I just finished ANOTHER landscaping project. This is a running joke in my family. It never seems to stop. I like designing space, landscaping, and working with my hands.
I get a deep feeling of satisfaction and accomplishment from the focus on restoring and redesigning. Hands on work offers a chance to see real change because I can literally point to it. The difference between before and after is tangible.
It does appear to run in the family. All my kids build and fix things.
This is my middle son’s self-built chicken coop!
My youngest brother is a do-it-your-self-er and my PHD son-in-law builds computers as he needs them.
My youngest son and my nephew built much of their own homes on down time from their day jobs.
Although the landscaping I do gives me satisfaction it is the CHICKEN COOP CONCEPT that gets my admiration. I am REALLY bad at building and repairing things. I could not build a chicken coop, a house, or a computer.
I have a true respect for skilled trades. The value it delivers, the feeling of pride among those who practice it and, not a small thing these days, the knowledge that it can't be done by someone on the phone in Pakistan.
I teach a growing number of young people who will never be exposed to any type hands on work and hold a rather snooty view of highly skilled manual labor. I have also come across those who think that such labor requires little high level thought or capability.
As one who also works with words and ideas, I can testify that, when performed by those who do it very well, skilled manual labor is an art form. Hands become intricate tools when guided as accurately as the mind will allow. Truly skilled repair and construction requires proper diagnosis from careful observation, logical deduction and methodical testing. (Kind of like brain surgery!)
I have to say that it was not the academics we needed when Hurricane Wilma hit our area. Many of us found ourselves helpless. I was pitifully grateful when I saw our tree services, electricians, carpenters, roofers, plumbers, and road companies out on their jobs of restoring civilization.
During times like these, as our lives start grinding to a halt because of mortgage meltdowns, market crashes, unemployment, and belt-tightening, hands on work seems to be rising in esteem. Being able to DO IT YOURSELF is becoming more than a hobby.
How precious is the reliable, knowledgeable, and honest car repair service to to those of us who are CLUELESS about this machine that is an ABSOLUTE NECESSITY to our lives? And how even more precious is the ability to be able to fix that car yourself?
You can tell a great deal about people while watching how they go about building and repairing something. Character is reflected in displays of widely ranging abilities, decisiveness, and integrity.
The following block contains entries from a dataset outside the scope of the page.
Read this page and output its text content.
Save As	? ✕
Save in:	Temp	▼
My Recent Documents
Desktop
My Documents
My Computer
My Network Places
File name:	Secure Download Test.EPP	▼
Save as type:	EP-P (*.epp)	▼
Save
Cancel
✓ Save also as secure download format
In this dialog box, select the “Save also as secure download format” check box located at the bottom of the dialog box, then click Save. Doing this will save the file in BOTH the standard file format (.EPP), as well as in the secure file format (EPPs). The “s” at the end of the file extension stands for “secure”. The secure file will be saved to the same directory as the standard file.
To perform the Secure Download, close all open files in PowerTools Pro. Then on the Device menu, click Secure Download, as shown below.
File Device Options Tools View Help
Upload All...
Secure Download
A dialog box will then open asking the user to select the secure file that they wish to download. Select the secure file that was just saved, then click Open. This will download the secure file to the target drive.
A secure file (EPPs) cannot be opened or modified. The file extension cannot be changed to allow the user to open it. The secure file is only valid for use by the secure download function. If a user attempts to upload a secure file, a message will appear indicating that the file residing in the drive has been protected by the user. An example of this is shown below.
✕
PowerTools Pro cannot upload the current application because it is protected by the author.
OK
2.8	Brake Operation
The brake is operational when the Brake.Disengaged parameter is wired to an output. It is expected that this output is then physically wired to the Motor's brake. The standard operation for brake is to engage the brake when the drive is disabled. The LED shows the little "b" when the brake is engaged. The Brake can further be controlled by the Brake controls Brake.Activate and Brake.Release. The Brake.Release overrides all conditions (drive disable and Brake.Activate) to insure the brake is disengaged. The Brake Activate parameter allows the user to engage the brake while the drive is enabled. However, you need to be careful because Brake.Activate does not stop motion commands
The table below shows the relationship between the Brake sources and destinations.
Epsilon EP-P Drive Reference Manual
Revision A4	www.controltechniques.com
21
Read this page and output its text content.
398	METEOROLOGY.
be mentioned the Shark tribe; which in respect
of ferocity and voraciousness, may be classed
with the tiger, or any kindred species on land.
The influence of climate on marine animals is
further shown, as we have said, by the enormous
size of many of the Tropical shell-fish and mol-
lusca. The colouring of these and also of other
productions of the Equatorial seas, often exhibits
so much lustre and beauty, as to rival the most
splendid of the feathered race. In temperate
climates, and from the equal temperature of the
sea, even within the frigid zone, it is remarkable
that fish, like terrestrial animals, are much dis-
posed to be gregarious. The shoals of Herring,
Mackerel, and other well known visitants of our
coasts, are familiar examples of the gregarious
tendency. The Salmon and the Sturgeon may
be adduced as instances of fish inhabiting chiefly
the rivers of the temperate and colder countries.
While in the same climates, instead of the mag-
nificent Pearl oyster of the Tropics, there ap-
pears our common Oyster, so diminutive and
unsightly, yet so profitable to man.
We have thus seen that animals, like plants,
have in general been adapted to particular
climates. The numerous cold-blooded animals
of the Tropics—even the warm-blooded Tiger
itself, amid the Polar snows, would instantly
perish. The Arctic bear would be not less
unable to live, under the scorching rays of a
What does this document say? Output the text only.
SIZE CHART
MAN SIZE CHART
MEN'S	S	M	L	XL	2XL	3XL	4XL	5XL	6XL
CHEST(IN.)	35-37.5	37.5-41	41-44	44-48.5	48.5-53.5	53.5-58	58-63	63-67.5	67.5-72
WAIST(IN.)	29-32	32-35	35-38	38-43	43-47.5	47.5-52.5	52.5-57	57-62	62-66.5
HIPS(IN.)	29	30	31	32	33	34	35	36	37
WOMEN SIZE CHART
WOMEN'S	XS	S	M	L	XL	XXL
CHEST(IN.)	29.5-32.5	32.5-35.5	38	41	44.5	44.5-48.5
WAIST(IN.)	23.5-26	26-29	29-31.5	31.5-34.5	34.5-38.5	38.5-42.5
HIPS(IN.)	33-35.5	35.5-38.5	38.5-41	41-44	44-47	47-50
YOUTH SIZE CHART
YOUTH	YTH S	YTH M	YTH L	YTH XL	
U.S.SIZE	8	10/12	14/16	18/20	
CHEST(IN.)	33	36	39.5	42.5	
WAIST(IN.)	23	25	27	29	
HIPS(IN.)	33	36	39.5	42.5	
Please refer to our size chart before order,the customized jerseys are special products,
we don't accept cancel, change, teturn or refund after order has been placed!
So, I celebrate all of you who professionally and in your own lives are able to construct, fix, rebuild, and generally keep society functioning. We need you desperately and we need our young people to realize that we will pay well for those skills.
As Machinist's Mate 1st Class, Jake Holman, in THE SAND PEBBLES (played by Steve McQueen in the movie) looks over the main engine:
“He looked at it, massive, dully gleaming brass and steel in columns and rods and links arching above drive rods from twinned eccentrics, great crossheads hung midway, and above them valve spindles and piston rods disappearing into the cylinder block. … Under his controlling hands, when they steamed, it was going to become living, speaking music.”